A lot of boxers say they were born to fight. Some of them are right. Rising welterweight star Jaron “Boots” Ennis definitely fits the latter category as the son of Derek “Bozy” Ennis Sr. and the brother of Derek “Pooh” Ennis and Farah Ennis.

“I always knew I was gonna box and I knew I was gonna do this,” the 23-year-old said. “I played basketball and boxed at the same time, but basketball wasn't as fun for me no more, so I said I'm just gonna continue to box. Boxing was the only thing that was really fun for me and I could do what I loved. Boxing was the one for me.”

But could Ennis, just a couple inches shorter than Philadelphia icon Allen Iverson, really play ball?

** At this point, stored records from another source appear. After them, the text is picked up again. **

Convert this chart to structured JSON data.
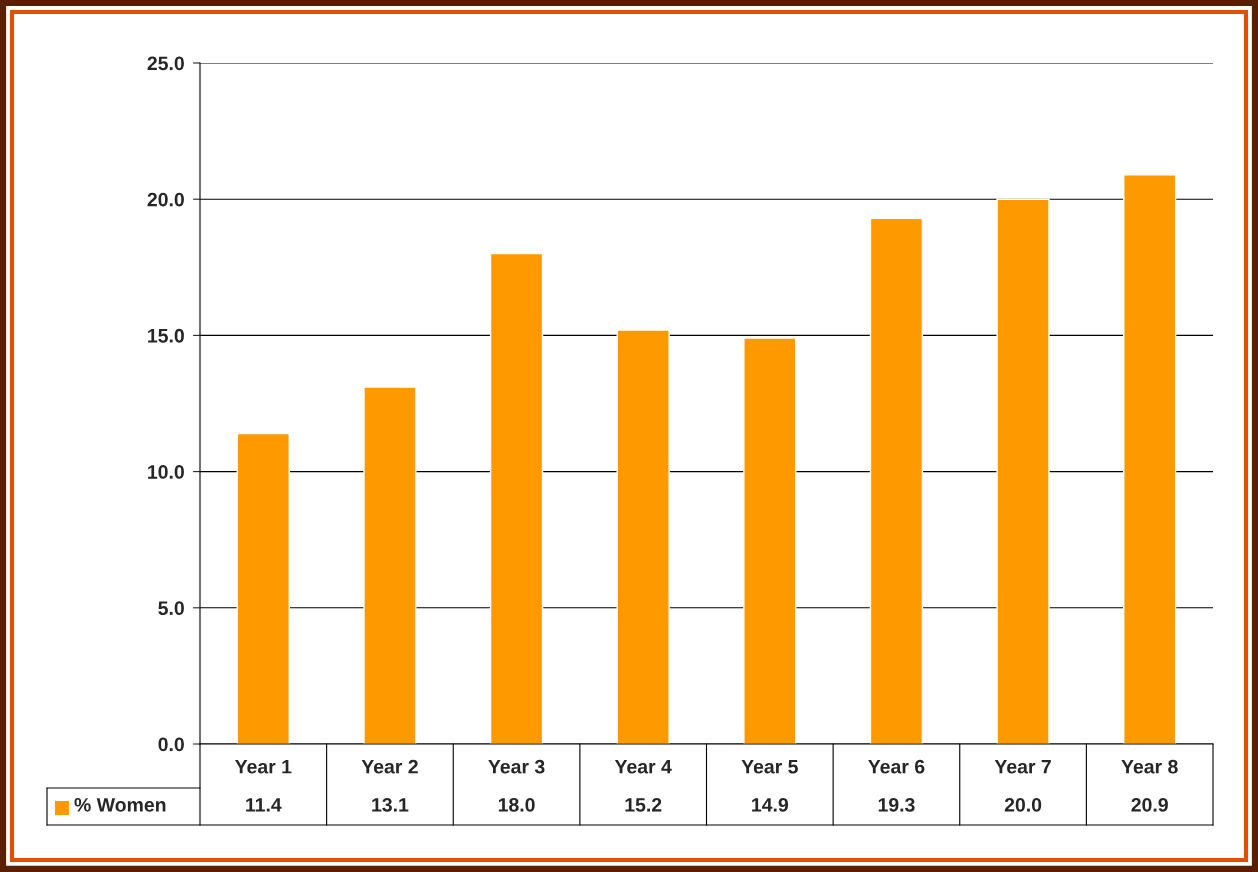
{
  "chart_data": {
    "type": "bar",
    "categories": [
      "Year 1",
      "Year 2",
      "Year 3",
      "Year 4",
      "Year 5",
      "Year 6",
      "Year 7",
      "Year 8"
    ],
    "series": [
      {
        "name": "% Women",
        "color": "#ff9900",
        "values": [
          11.4,
          13.1,
          18.0,
          15.2,
          14.9,
          19.3,
          20.0,
          20.9
        ]
      }
    ],
    "value_labels": [
      "11.4",
      "13.1",
      "18.0",
      "15.2",
      "14.9",
      "19.3",
      "20.0",
      "20.9"
    ],
    "ylim": [
      0,
      25
    ],
    "yticks": [
      {
        "value": 0,
        "label": "0.0"
      },
      {
        "value": 5,
        "label": "5.0"
      },
      {
        "value": 10,
        "label": "10.0"
      },
      {
        "value": 15,
        "label": "15.0"
      },
      {
        "value": 20,
        "label": "20.0"
      },
      {
        "value": 25,
        "label": "25.0"
      }
    ],
    "grid": "y",
    "legend": "bottom left"
  }
}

“I was all right,” he laughs. “I was okay. Nothing too crazy. I could score.”

He’s a better boxer, though? 

“Most definitely a better boxer. But I'm athletic, I can do it all.”

One look at him in the ring, and you believe he could do whatever he wanted to do. Fast, powerful, technical and aggressive, Ennis has already captured the imagination of diehard fight fans as he’s raced out to a 26-0 record that includes 24 knockouts. But when he steps into the ring at the Mohegan Sun Casino in Uncasville, Connecticut this Saturday for his first Showtime Championship Boxing main event against former 140-pound world champion Sergey Lipinets, it’s his chance to make a statement to fans in and out of the boxing bubble that he’s the next big thing in the sport.

And the way he sees it, it’s about time.

“I've been saying it's about time for these type of fights for two and a half years and we finally got a guy with a name and it's perfect timing,” he said. “So I'm thankful and I'm ready to rock and roll and show this talent.”

If you’ve seen Ennis’ talent, it’s impossible not to be impressed. He’s almost a throwback to a different time when fighters learned their craft and didn’t rely strictly on physical tools. Watch his defensive prowess, his ability to string together combinations and his willingness to get into a firefight if necessary and you will be impressed. Consider that he’s only 23 and his potential is scary. Yet despite the praise coming his way, Ennis is keeping it cool.

“I don't really pay too much attention to that stuff,” he said. “I just stay in the gym and perfect my craft and get better for each and every fight that I have and try to better myself every fight that I have.”

It’s a mature outlook for a young man who has the talent to make noise at the top of the division right now, yet while he admits he’s been waiting a while for an opportunity like the one ahead of him this weekend, he’s also had to exercise patience with the process.

“At the end of the day, patience and timing is key and you've got to wait your turn just like everybody else,” said Ennis. “Like I say, everybody's pay-up is different to a world title, and mine is just taking a little longer. But I know it's coming and I know I'm gonna be world champion soon.”

Beating an ex-champ in Lipinets in a premium cable main event will serve him well on that quest, and with a top 15 ranking in three of the four major sanctioning bodies (WBC, IBF and WBO) already, he will be rightfully in the conversation for a title shot should he move to 27-0 on Saturday. 

But there’s the rub. In today’s boxing world, being in position for a crack at a belt doesn’t mean you’ll get one, especially at 147 pounds, where the best fights are taking place on social media and not in the ring. Ennis, who has been dispatching quality foes with rapid-fire intensity from the time he took two rounds to halt Mike Arnaoutis in 2018, doesn’t appear to be someone adverse to taking on a challenge. Then again, he is from Philadelphia.

“Being a Philly fighter means everything,” he said. “I've always said you gotta put on for Philly, put Philly on your back. You gotta show that grit, that toughness and show what you're really about and show your skills.”

Not just in the gym, not just in club fights, or on undercards. No, real fighters like Ennis want to perform in the spotlight when it’s at its brightest against the best possible competition. So, with all the talk about Terence Crawford and Errol Spence not fighting each other and 800 “champions” jockeying for position at the top in the WBA, what is Ennis’ mission statement should he wind up with one of those belts sooner rather than later.

“When I grab one of these belts, I'm gonna get all the belts, and unify, and be undisputed,” he said. “And then go up to '54 and do the same thing. For me, it's about just fighting the best in the division, and being great and going down in history and becoming a legend.”